To be one of the twelve disciples of Jesus was an experience of love. Jesus had modeled his disciple-making after the mutual love between the Father, Jesus, and the Holy Spirit. Kallistos Ware writes, “The circle of divine love however has not remained closed. God’s love is, in the literal sense of the word, “ecstatic”-a love that causes God to go out from himself and to create things other than himself.
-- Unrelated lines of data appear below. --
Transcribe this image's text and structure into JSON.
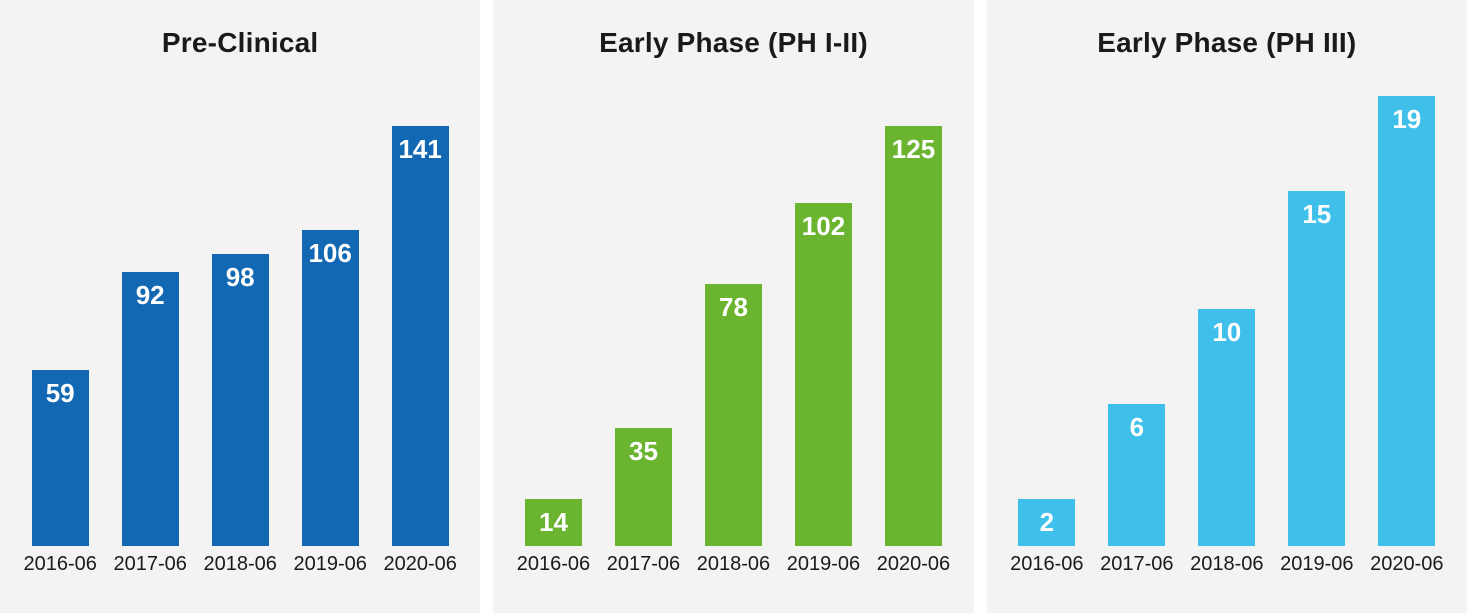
{
  "page": {
    "background_color": "#ffffff",
    "panel_background_color": "#f2f3f2",
    "title_color": "#1a1a1a",
    "tick_color": "#1a1a1a",
    "value_label_color": "#ffffff"
  },
  "chart_data": [
    {
      "type": "bar",
      "title": "Pre-Clinical",
      "categories": [
        "2016-06",
        "2017-06",
        "2018-06",
        "2019-06",
        "2020-06"
      ],
      "values": [
        59,
        92,
        98,
        106,
        141
      ],
      "bar_color": "#1268b3",
      "xlabel": "",
      "ylabel": "",
      "ylim": [
        0,
        151
      ],
      "grid": false,
      "legend": "none",
      "data_labels": "inside-top"
    },
    {
      "type": "bar",
      "title": "Early Phase (PH I-II)",
      "categories": [
        "2016-06",
        "2017-06",
        "2018-06",
        "2019-06",
        "2020-06"
      ],
      "values": [
        14,
        35,
        78,
        102,
        125
      ],
      "bar_color": "#6ab42f",
      "xlabel": "",
      "ylabel": "",
      "ylim": [
        0,
        134
      ],
      "grid": false,
      "legend": "none",
      "data_labels": "inside-top"
    },
    {
      "type": "bar",
      "title": "Early Phase (PH III)",
      "categories": [
        "2016-06",
        "2017-06",
        "2018-06",
        "2019-06",
        "2020-06"
      ],
      "values": [
        2,
        6,
        10,
        15,
        19
      ],
      "bar_color": "#3fc0ea",
      "xlabel": "",
      "ylabel": "",
      "ylim": [
        0,
        19
      ],
      "grid": false,
      "legend": "none",
      "data_labels": "inside-top"
    }
  ]
}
By voluntary choice God created the world in “ecstatic” love, so that there might be beside himself other beings to participate in the life and the love that are his.”[1]
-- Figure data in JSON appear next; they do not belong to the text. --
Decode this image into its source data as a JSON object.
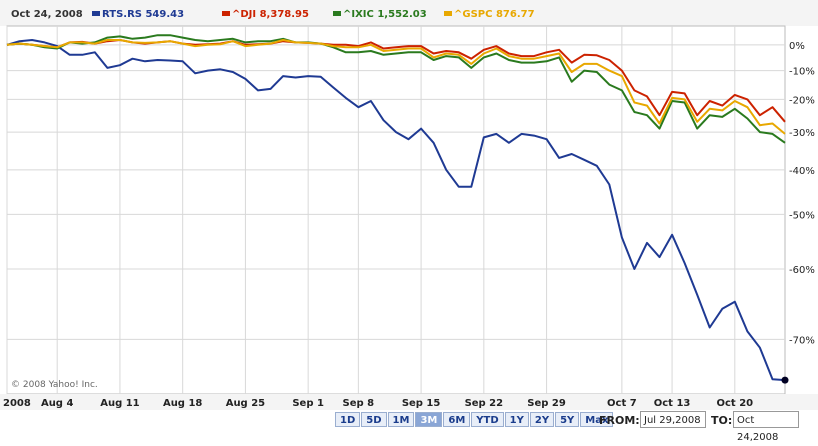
{
  "chart_data": {
    "type": "line",
    "date": "Oct 24, 2008",
    "x": [
      "Jul 29",
      "Jul 30",
      "Jul 31",
      "Aug 1",
      "Aug 4",
      "Aug 5",
      "Aug 6",
      "Aug 7",
      "Aug 8",
      "Aug 11",
      "Aug 12",
      "Aug 13",
      "Aug 14",
      "Aug 15",
      "Aug 18",
      "Aug 19",
      "Aug 20",
      "Aug 21",
      "Aug 22",
      "Aug 25",
      "Aug 26",
      "Aug 27",
      "Aug 28",
      "Aug 29",
      "Sep 2",
      "Sep 3",
      "Sep 4",
      "Sep 5",
      "Sep 8",
      "Sep 9",
      "Sep 10",
      "Sep 11",
      "Sep 12",
      "Sep 15",
      "Sep 16",
      "Sep 17",
      "Sep 18",
      "Sep 19",
      "Sep 22",
      "Sep 23",
      "Sep 24",
      "Sep 25",
      "Sep 26",
      "Sep 29",
      "Sep 30",
      "Oct 1",
      "Oct 2",
      "Oct 3",
      "Oct 6",
      "Oct 7",
      "Oct 8",
      "Oct 9",
      "Oct 10",
      "Oct 13",
      "Oct 14",
      "Oct 15",
      "Oct 16",
      "Oct 17",
      "Oct 20",
      "Oct 21",
      "Oct 22",
      "Oct 23",
      "Oct 24"
    ],
    "series": [
      {
        "name": "RTS.RS",
        "value_label": "549.43",
        "color": "#1f3a93",
        "values": [
          0,
          1.5,
          2,
          1,
          -0.5,
          -4,
          -4,
          -3,
          -9,
          -8,
          -5.5,
          -6.5,
          -6,
          -6.2,
          -6.5,
          -11,
          -10,
          -9.5,
          -10.5,
          -13,
          -17,
          -16.5,
          -12,
          -12.5,
          -12,
          -12.2,
          -16,
          -19.5,
          -22.5,
          -20.5,
          -26.5,
          -30,
          -32,
          -29,
          -33,
          -40,
          -44,
          -44,
          -31.5,
          -30.5,
          -33,
          -30.5,
          -31,
          -32,
          -37,
          -36,
          -37.5,
          -39,
          -43.5,
          -54.5,
          -60,
          -55.5,
          -58,
          -54,
          -59,
          -64,
          -68.5,
          -66,
          -65,
          -69,
          -71,
          -74.5,
          -74.6
        ]
      },
      {
        "name": "^DJI",
        "value_label": "8,378.95",
        "color": "#cc2200",
        "values": [
          0,
          0.5,
          0,
          -0.5,
          -1,
          1,
          1.2,
          0.5,
          1.5,
          2,
          1,
          0.5,
          1,
          1.5,
          0.5,
          0,
          0.2,
          0.5,
          1.5,
          0,
          0.2,
          0.5,
          1.5,
          1,
          0.8,
          0.5,
          0,
          0,
          -0.5,
          1,
          -1.5,
          -1,
          -0.5,
          -0.5,
          -3.5,
          -2.5,
          -3,
          -5.5,
          -2,
          -0.5,
          -3.5,
          -4.5,
          -4.5,
          -3,
          -2,
          -7,
          -4,
          -4.2,
          -6,
          -10,
          -17,
          -19,
          -25,
          -17.5,
          -18,
          -25,
          -20.5,
          -22,
          -18.5,
          -20,
          -25,
          -22.5,
          -27
        ]
      },
      {
        "name": "^IXIC",
        "value_label": "1,552.03",
        "color": "#2a7a1e",
        "values": [
          0,
          0.5,
          0,
          -1,
          -1.5,
          1,
          0.5,
          1,
          3,
          3.5,
          2.5,
          3,
          4,
          4,
          3,
          2,
          1.5,
          2,
          2.5,
          1,
          1.5,
          1.5,
          2.5,
          1,
          1,
          0.5,
          -1,
          -3,
          -3,
          -2.5,
          -4,
          -3.5,
          -3,
          -3,
          -6,
          -4.5,
          -5,
          -9,
          -5,
          -3.5,
          -6,
          -7,
          -7,
          -6.5,
          -5,
          -14,
          -10,
          -10.5,
          -15,
          -17,
          -24,
          -25,
          -29,
          -20.5,
          -21,
          -29,
          -25,
          -25.5,
          -23,
          -26,
          -30,
          -30.5,
          -33
        ]
      },
      {
        "name": "^GSPC",
        "value_label": "876.77",
        "color": "#e8a800",
        "values": [
          0,
          0.5,
          0,
          -0.5,
          -1,
          1,
          1,
          0.5,
          2,
          2,
          1,
          0.8,
          1,
          1.5,
          0.5,
          -0.5,
          0,
          0.2,
          1.5,
          -0.5,
          0,
          0.5,
          2,
          1,
          0.8,
          0.5,
          -0.5,
          -1,
          -1,
          0,
          -2.5,
          -2,
          -1.5,
          -1.5,
          -5,
          -3.5,
          -4,
          -7.5,
          -3.5,
          -1.5,
          -4.5,
          -5.5,
          -5.5,
          -4.5,
          -3.5,
          -10.5,
          -7.5,
          -7.5,
          -10,
          -12,
          -21,
          -22,
          -27.5,
          -19.5,
          -20,
          -27,
          -23,
          -23.5,
          -20.5,
          -22.5,
          -28,
          -27.5,
          -30.5
        ]
      }
    ],
    "y_ticks": [
      "0%",
      "-10%",
      "-20%",
      "-30%",
      "-40%",
      "-50%",
      "-60%",
      "-70%"
    ],
    "y_tick_values": [
      0,
      -10,
      -20,
      -30,
      -40,
      -50,
      -60,
      -70
    ],
    "ylim": [
      -76,
      8
    ],
    "x_tick_labels": [
      "2008",
      "Aug 4",
      "Aug 11",
      "Aug 18",
      "Aug 25",
      "Sep 1",
      "Sep 8",
      "Sep 15",
      "Sep 22",
      "Sep 29",
      "Oct 7",
      "Oct 13",
      "Oct 20"
    ],
    "x_tick_positions": [
      "Jul 29",
      "Aug 4",
      "Aug 11",
      "Aug 18",
      "Aug 25",
      "Sep 2",
      "Sep 8",
      "Sep 15",
      "Sep 22",
      "Sep 29",
      "Oct 7",
      "Oct 13",
      "Oct 20"
    ],
    "grid": true,
    "y_scale": "log",
    "legend_position": "top"
  },
  "copyright": "© 2008 Yahoo! Inc.",
  "range_buttons": [
    "1D",
    "5D",
    "1M",
    "3M",
    "6M",
    "YTD",
    "1Y",
    "2Y",
    "5Y",
    "Max"
  ],
  "active_range": "3M",
  "from_label": "FROM:",
  "from_value": "Jul 29,2008",
  "to_label": "TO:",
  "to_value": "Oct 24,2008",
  "colors": {
    "background": "#ffffff",
    "grid": "#d8d8d8",
    "header_bg": "#f4f4f4",
    "end_marker": "#000022"
  }
}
This “ecstatic” love caused Jesus to come to earth and as John explained “This is how God showed his love among us: He sent his one and only Son into the world that we might live through him.” 1 John 4:9 Jesus then formed a group of twelve men and for twenty-seven months he loved these disciples and he taught them how to love the other men in the group. One purpose of a disciple of Jesus is to be an image bearer of God to the world and a disciple cultivates this by learning to love other disciples. Jesus instructs his disciples, “Love one another. As I have loved you, so you must love one another. By this everyone will know that you are my disciples, if you love one another.” John 13:34
The process of making disciples today should be little different than what Jesus first showed us. A discipler guides a group of men and women in how to receive love and how to love others. This discipling experience moves a person towards flourishing by being in mutual love with God and with fellow disciples because, “God is love. Whoever lives in love lives in God, and God in them.” 1 John 4:16
The evidence that disciples are maturing is their ability to love others and to receive love.
[1] Ware, Kallistos, The Orthodox Way (Crestwood: St Vladimir’s Seminar Press, 1979), p. 44.